When it comes to understanding the school budget, nothing quite beats hands-on experience. Good headteachers trust their colleagues to manage budgets. I was lucky to work under Chris Bridge, a headteacher who gave me total responsibility (and accountability) for spending the erstwhile Technology College budget, some £150,000 p.a. It helped me understand finances and was the best preparation I could have had for the moment when I was responsible (along with the Governing body) for the whole school budget.
Developing great teachers is your priority. As school budgets tighten across the globe in this age of austerity, you have to resist the urge to squeeze every last hour of teaching out of your teachers; rather, you must give your teachers time and space to work on their practice and target the budget to allow that.
We have to stop guessing about what works. School budgets are getting tighter and tighter; consequently, it is even more important that every penny we have left to spend impacts positively upon improving the quality of teaching and through to student outcomes. So, focus on what the evidence says has the best chance of working.
So, here are my top five tips for early career head teachers for understanding the finances:

  1. Find a course which unpicks the relationship between curriculum planning and budget. There are good ones. Sam Ellis, ASCL’s erstwhile expert of all things budgetary, used to run such a programme. He was superb.
  2. Have a funding expert you meet once a week, and brief your trade union reps regularly on budget issues. A Finance manager needs to tell you warts and all what is happening with the budget. I have told mine I cannot tolerate budget surprises. Simple things like adding 3% for inflation, and calculating moves up the pay spine, all see your costs rise by significant sums annually. Ask your Finance manager to explain all these simple nuances to budget management.

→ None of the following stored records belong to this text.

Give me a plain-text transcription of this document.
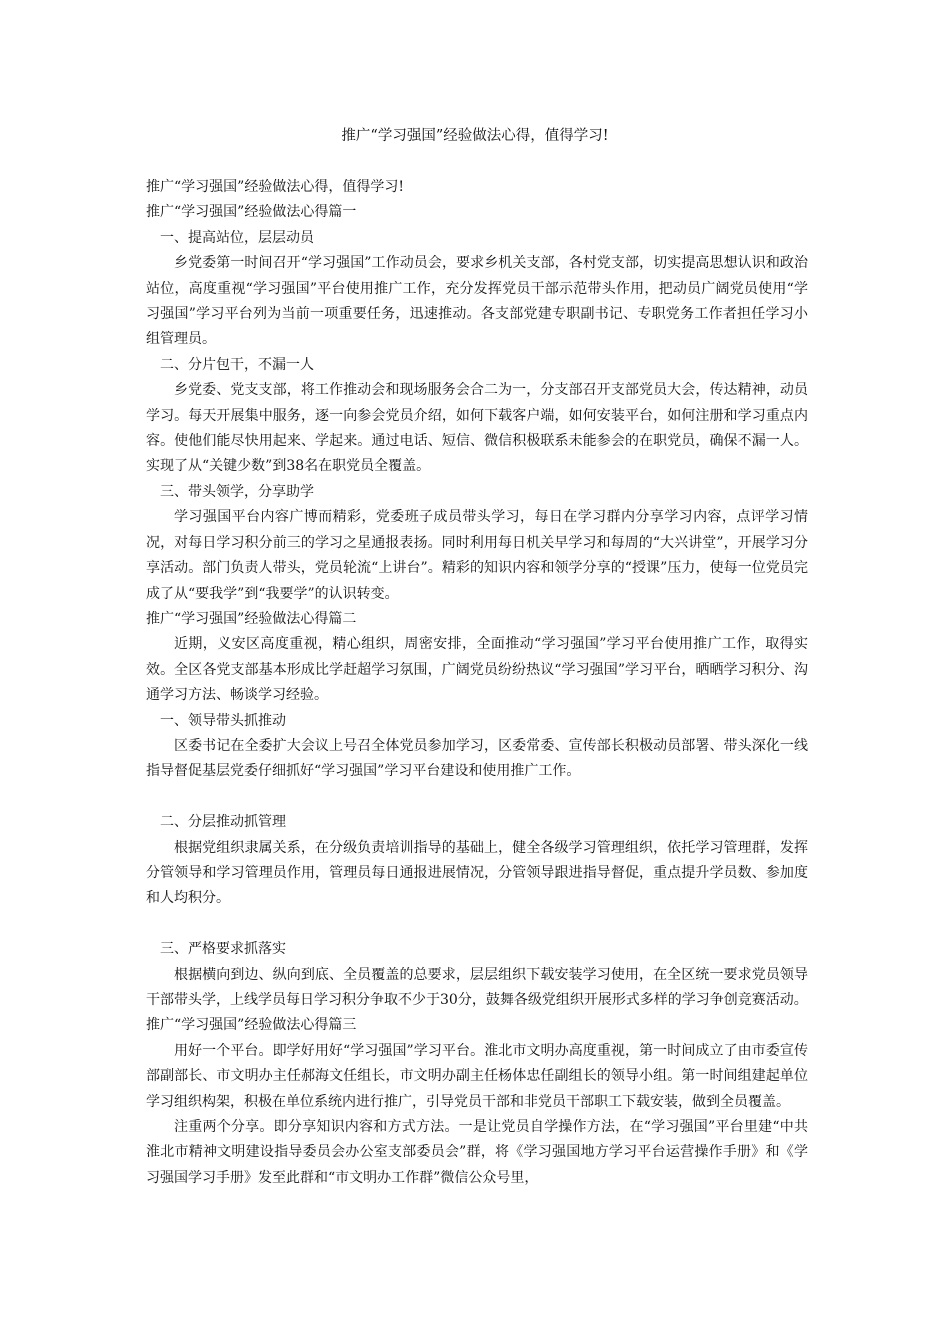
推广“学习强国”经验做法心得，值得学习!

推广“学习强国”经验做法心得，值得学习!

推广“学习强国”经验做法心得篇一

一、提高站位，层层动员

乡党委第一时间召开“学习强国”工作动员会，要求乡机关支部，各村党支部，切实提高思想认识和政治站位，高度重视“学习强国”平台使用推广工作，充分发挥党员干部示范带头作用，把动员广阔党员使用“学习强国”学习平台列为当前一项重要任务，迅速推动。各支部党建专职副书记、专职党务工作者担任学习小组管理员。

二、分片包干，不漏一人

乡党委、党支支部，将工作推动会和现场服务会合二为一，分支部召开支部党员大会，传达精神，动员学习。每天开展集中服务，逐一向参会党员介绍，如何下载客户端，如何安装平台，如何注册和学习重点内容。使他们能尽快用起来、学起来。通过电话、短信、微信积极联系未能参会的在职党员，确保不漏一人。实现了从“关键少数”到38名在职党员全覆盖。

三、带头领学，分享助学

学习强国平台内容广博而精彩，党委班子成员带头学习，每日在学习群内分享学习内容，点评学习情况，对每日学习积分前三的学习之星通报表扬。同时利用每日机关早学习和每周的“大兴讲堂”，开展学习分享活动。部门负责人带头，党员轮流“上讲台”。精彩的知识内容和领学分享的“授课”压力，使每一位党员完成了从“要我学”到“我要学”的认识转变。

推广“学习强国”经验做法心得篇二

近期，义安区高度重视，精心组织，周密安排，全面推动“学习强国”学习平台使用推广工作，取得实效。全区各党支部基本形成比学赶超学习氛围，广阔党员纷纷热议“学习强国”学习平台，晒晒学习积分、沟通学习方法、畅谈学习经验。

一、领导带头抓推动

区委书记在全委扩大会议上号召全体党员参加学习，区委常委、宣传部长积极动员部署、带头深化一线指导督促基层党委仔细抓好“学习强国”学习平台建设和使用推广工作。

二、分层推动抓管理

根据党组织隶属关系，在分级负责培训指导的基础上，健全各级学习管理组织，依托学习管理群，发挥分管领导和学习管理员作用，管理员每日通报进展情况，分管领导跟进指导督促，重点提升学员数、参加度和人均积分。

三、严格要求抓落实

根据横向到边、纵向到底、全员覆盖的总要求，层层组织下载安装学习使用，在全区统一要求党员领导干部带头学，上线学员每日学习积分争取不少于30分，鼓舞各级党组织开展形式多样的学习争创竞赛活动。

推广“学习强国”经验做法心得篇三

用好一个平台。即学好用好“学习强国”学习平台。淮北市文明办高度重视，第一时间成立了由市委宣传部副部长、市文明办主任郝海文任组长，市文明办副主任杨体忠任副组长的领导小组。第一时间组建起单位学习组织构架，积极在单位系统内进行推广，引导党员干部和非党员干部职工下载安装，做到全员覆盖。

注重两个分享。即分享知识内容和方式方法。一是让党员自学操作方法，在“学习强国”平台里建“中共淮北市精神文明建设指导委员会办公室支部委员会”群，将《学习强国地方学习平台运营操作手册》和《学习强国学习手册》发至此群和“市文明办工作群”微信公众号里，
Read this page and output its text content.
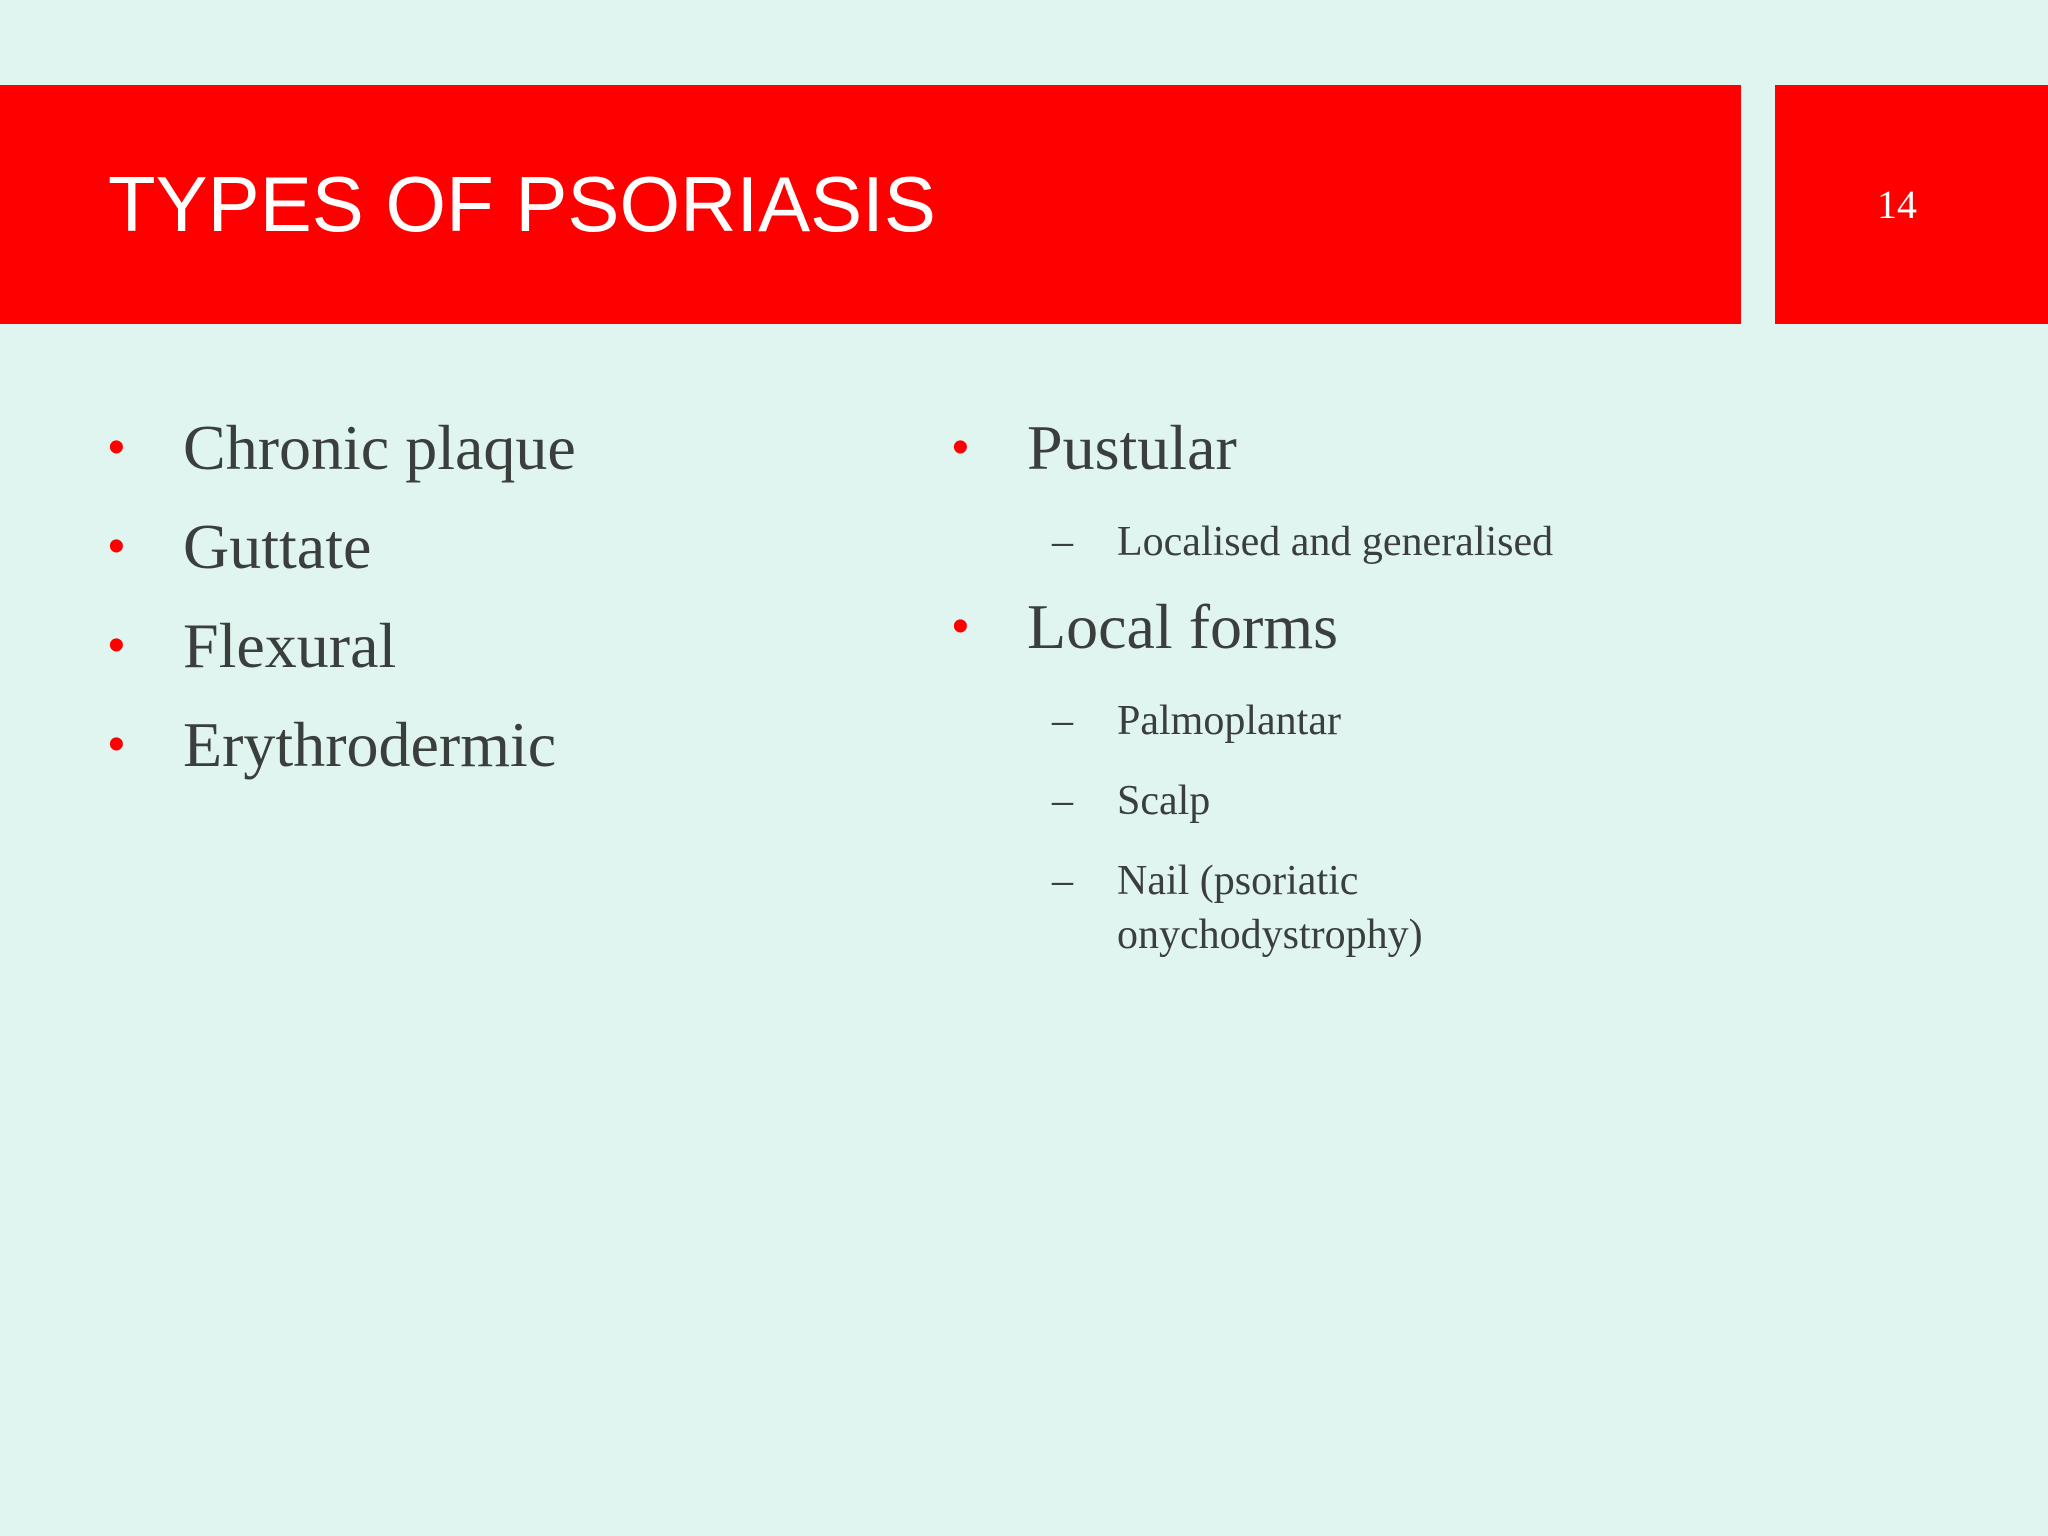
TYPES OF PSORIASIS	14
• Chronic plaque
• Guttate
• Flexural
• Erythrodermic
• Pustular
– Localised and generalised
• Local forms
– Palmoplantar
– Scalp
– Nail (psoriatic
onychodystrophy)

  3. Keep in touch with all the DfE’s budget announcements. You have to work hard at this. It is hugely complicated, especially at the moment. Beware of pay increases which are only funded for one year by a special grant, which you might well have to pick up the tab for in the following year. Right now, at Huntington, we estimate that we might just receive an extra £200,000 p.a. if certain promised funding increases come to fruition, but it looks like our costs will increase by £240,000 p.a. when specific pay and pension grants cease. The DfE seems to ignore the fact that school budgets are impacted by rising costs – all we ever hear about are the so-called increases in funding, not how those increases are reduced in real terms by significant increases in costs. Be vigilant, and always budget for the worst case scenario.
  4. Understand the difference between revenue and capital. In revenue, the impact of a budget-related decision multiplies down the years, whether you are spending or cutting. If you cut staffing next year by 1 FTE teacher, that saves you c.£45,000 next year, and three years on it will have reduced your balance by c.£135,000. The reverse is true if you plan to have one extra teacher next year. Capital comprises one-off payments that do not, usually, have an impact beyond the year in which the spending takes place. Unless you are in a PFI contract
  5. In the end, ensure you have enough to pay the wages. The rest you can get by on, but the wages are the thing. Staffing is your biggest spending commitment. The thing is, if high quality teaching is the key to great student outcomes, then spending money on great staff is a good thing. Without great staff in front of students, aided by a great support staff team, you are going to struggle to provide the high quality education your students deserve. I have always appointed the best teacher on the day when recruiting – even if there was an almost as good cheaper one available.

And if I was allowed a sixth tip, it would be…treat your school’s money as preciously as if it were your own!